Unquestionably, Joan Didion has been the voice of a generation. Those pioneering, inveterately cool essay collections that bracketed a volatile decade, Slouching Towards Bethlehem (1968) and The White Album (1979), confirmed her crown long ago. But she has also been the voice of those who’ve followed—you can hear her concision; her taste in the spare, shimmery detail; her lean, muscular sentences; and her dogged questioning of perceived truths in every writer who has been heralded, in the intervening years, “the voice of their generation.” Didion is the model and exemplar, but she’s also just the best writer there is at melding the personal and the political, and bundling all the lit match- sticks of modern life into journalistic form.

This January, Knopf (helmed by the super-editor Shelley Wanger) is releasing a book of previously uncollected essays that the 86-year-old Upper East Sider wrote between 1968 and 2000. The 12 pieces that make up Let Me Tell You What I Mean run a range of incursions on the cultural landscape—a visit to a Gambler’s Anonymous meeting, gardening with Nancy Reagan, the portraiture of Robert Mapplethorpe, a transformative undergraduate writing workshop at UC Berkeley, the genius of Martha Stewart, and respecting the wishes of Ernest Hemingway.
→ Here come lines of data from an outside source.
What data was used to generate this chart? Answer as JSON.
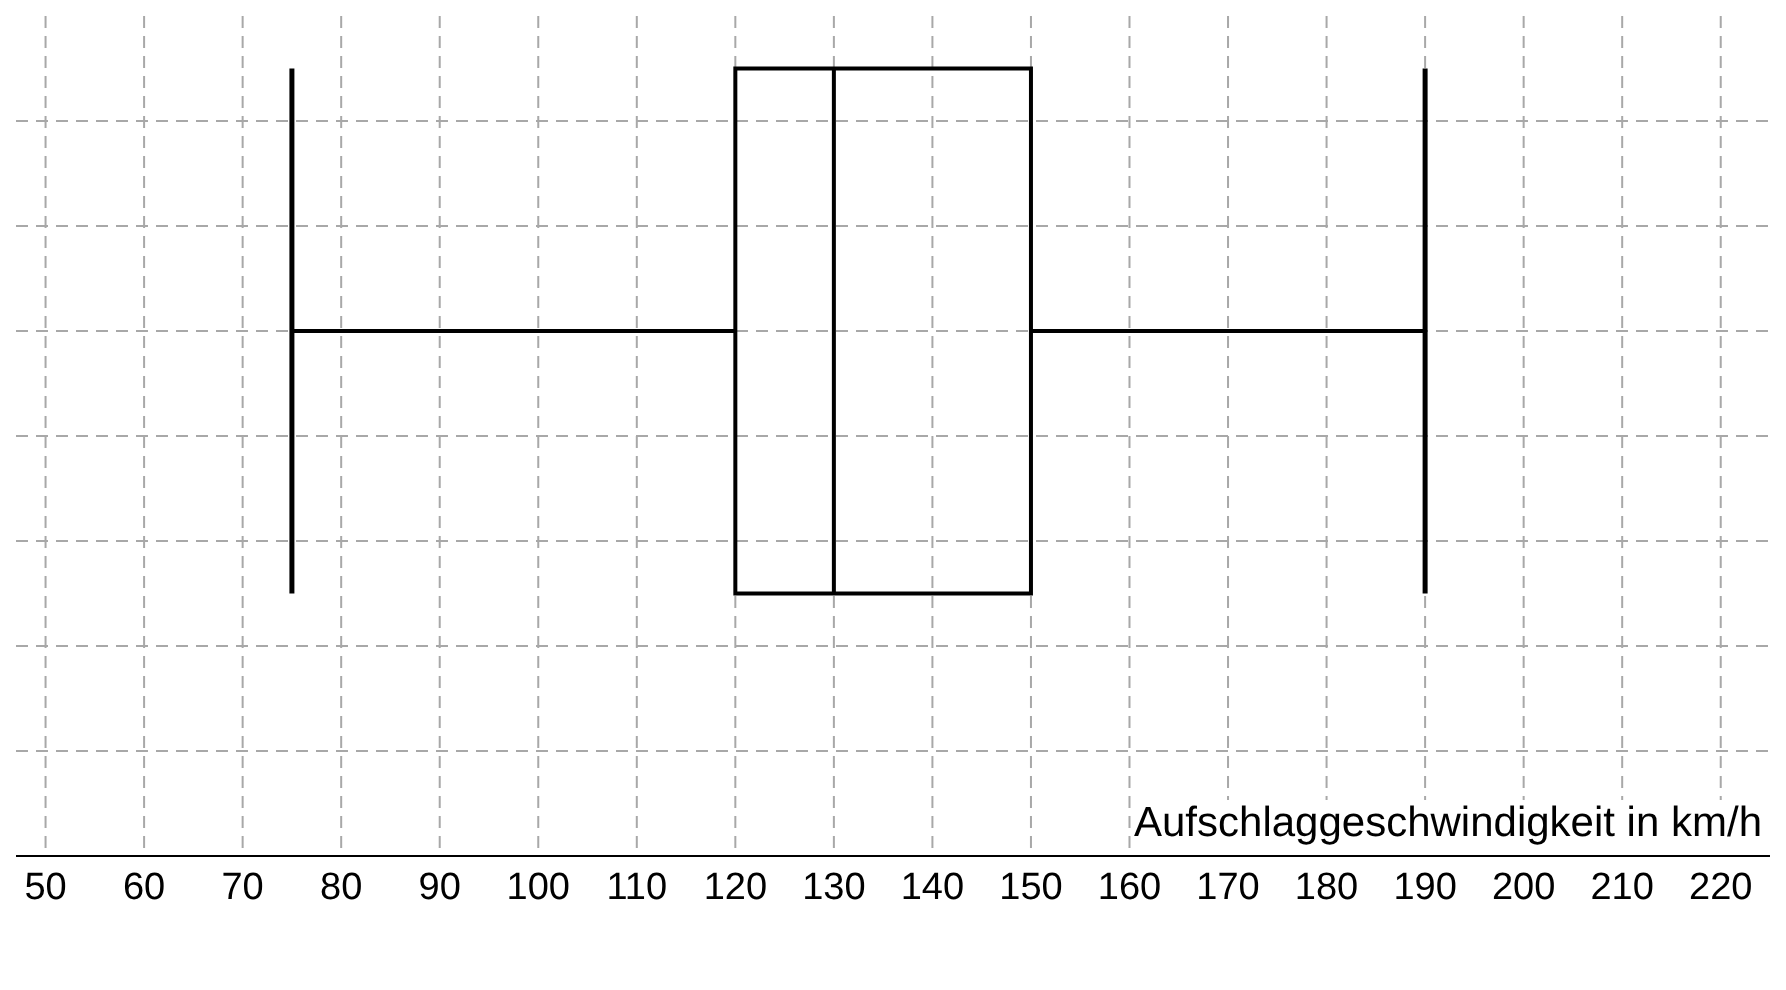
{
  "chart_data": {
    "type": "box",
    "orientation": "horizontal",
    "categories": [
      null
    ],
    "boxes": [
      {
        "low": 75,
        "q1": 120,
        "median": 130,
        "q3": 150,
        "high": 190
      }
    ],
    "color": "#000000",
    "xlabel": "Aufschlaggeschwindigkeit in km/h",
    "xlim": [
      47,
      225
    ],
    "xticks": [
      50,
      60,
      70,
      80,
      90,
      100,
      110,
      120,
      130,
      140,
      150,
      160,
      170,
      180,
      190,
      200,
      210,
      220
    ],
    "grid": true
  }
}
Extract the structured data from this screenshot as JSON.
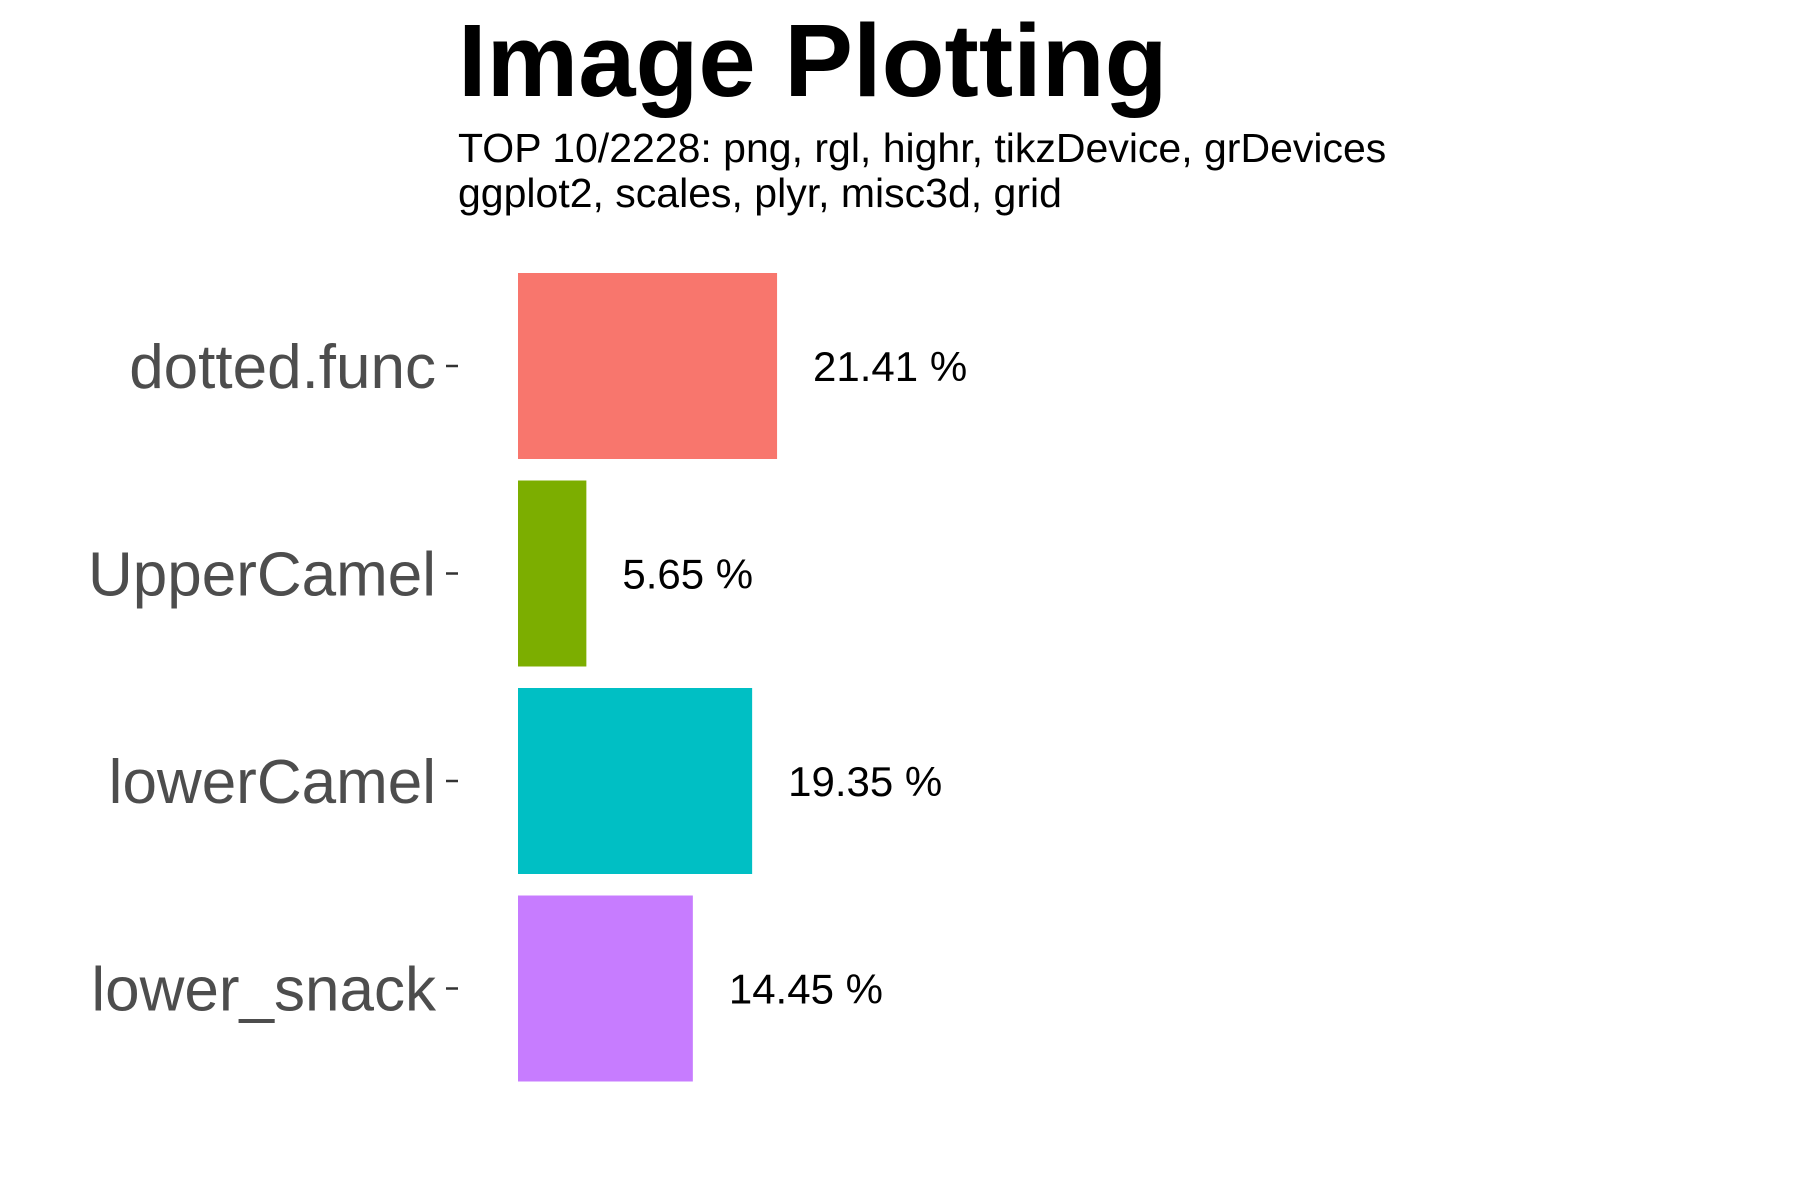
{
  "chart_data": {
    "type": "bar",
    "orientation": "horizontal",
    "title": "Image Plotting",
    "subtitle": [
      "TOP 10/2228: png, rgl, highr, tikzDevice, grDevices",
      "ggplot2, scales, plyr, misc3d, grid"
    ],
    "categories": [
      "lower_snack",
      "lowerCamel",
      "UpperCamel",
      "dotted.func"
    ],
    "values": [
      14.45,
      19.35,
      5.65,
      21.41
    ],
    "value_labels": [
      "14.45 %",
      "19.35 %",
      "5.65 %",
      "21.41 %"
    ],
    "colors": [
      "#C77CFF",
      "#00BFC4",
      "#7CAE00",
      "#F8766D"
    ],
    "xlabel": "",
    "ylabel": "",
    "xlim": [
      0,
      70
    ],
    "grid": false,
    "legend": "none"
  }
}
In Didion’s phenomenal 1976 essay, “Why I Write,” also included in this book, she candidly explains why she spends her days shuffling words around on a sheet of paper. “I write entirely to find out what I’m thinking, what I’m looking at, what I see and what it means. What I want and what I fear.” Next on the horizon is Library of America’s second collection, Joan Didion: The 1980s & 90s, a new volume of the author’s seminal reporting on Miami, Patty Hearst, and the Central Park Five. To celebrate this new wave of Didion-mania, we’ve asked the iconic writer a few simple questions supplied by our founder, Andy Warhol, from his heyday of interviewing icons.


ANDY WARHOL: Do you dream?

JOAN DIDION: Yes, I do, but I don’t remember my dreams.

WARHOL:  Is there anything you regret not doing?

DIDION: No. I used to regret not knowing a second language, but I’ve had to let that go.

WARHOL: What was your first job?

DIDION: My first job was at a newspaper in Sacramento—I wrote for the society desk at The Sacramento Union.

WARHOL: When do you get nervous?

DIDION: I get nervous answering questions.

WARHOL: Why can’t it just be magic all the time?


WARHOL:  What did you have for breakfast?

DIDION: Fruit and coffee.

WARHOL: Who’s your dream date?

DIDION: I don’t know that I have one.

WARHOL:  What do you think about love?

DIDION: I don’t know.

WARHOL:  What are you reading right now?

DIDION: I’m rereading Appointment in Samarra [1934] and BUtterfield 8 [1935].

WARHOL: How were you discovered?

DIDION: I won an essay contest in high school.

WARHOL: What’s the craziest thing a fan has sent you?

DIDION: A photograph of herself in my building’s lobby.

WARHOL: What are your beauty secrets?

DIDION: I don’t have any.

WARHOL: What’s your favorite movie?

DIDION: Chinatown [1974].

WARHOL: Are you interested in furniture?

DIDION: Yes. My furniture in New York is from my Franklin Avenue house in Los Angeles, and I’ve kept it since the early ’70s.

WARHOL: What kind of clothes do you like?

DIDION: I like big sweaters, pants, long skirts—loose, casual, comfortable clothes.

WARHOL: Do you have a TV?

DIDION: In fact, I have two TVs.

WARHOL; What do you love about New York City?

DIDION: Many things: my neighborhood, especially; the babies and dogs in Central Park; the places John and I used to go— Three Guys, the Carlyle, Elio’s.

WARHOL: Do you think Americans have good taste?

DIDION: Some of them do.

WARHOL: Do you keep a diary?


WARHOL:  What’s your favorite color?

DIDION: I don’t have one.

WARHOL:  How many hotels have you been kicked out of ?

DIDION: I’ve never been thrown out of a hotel.

WARHOL: What are you most proud of?

DIDION: In my writing, [the novel] Democracy [1984].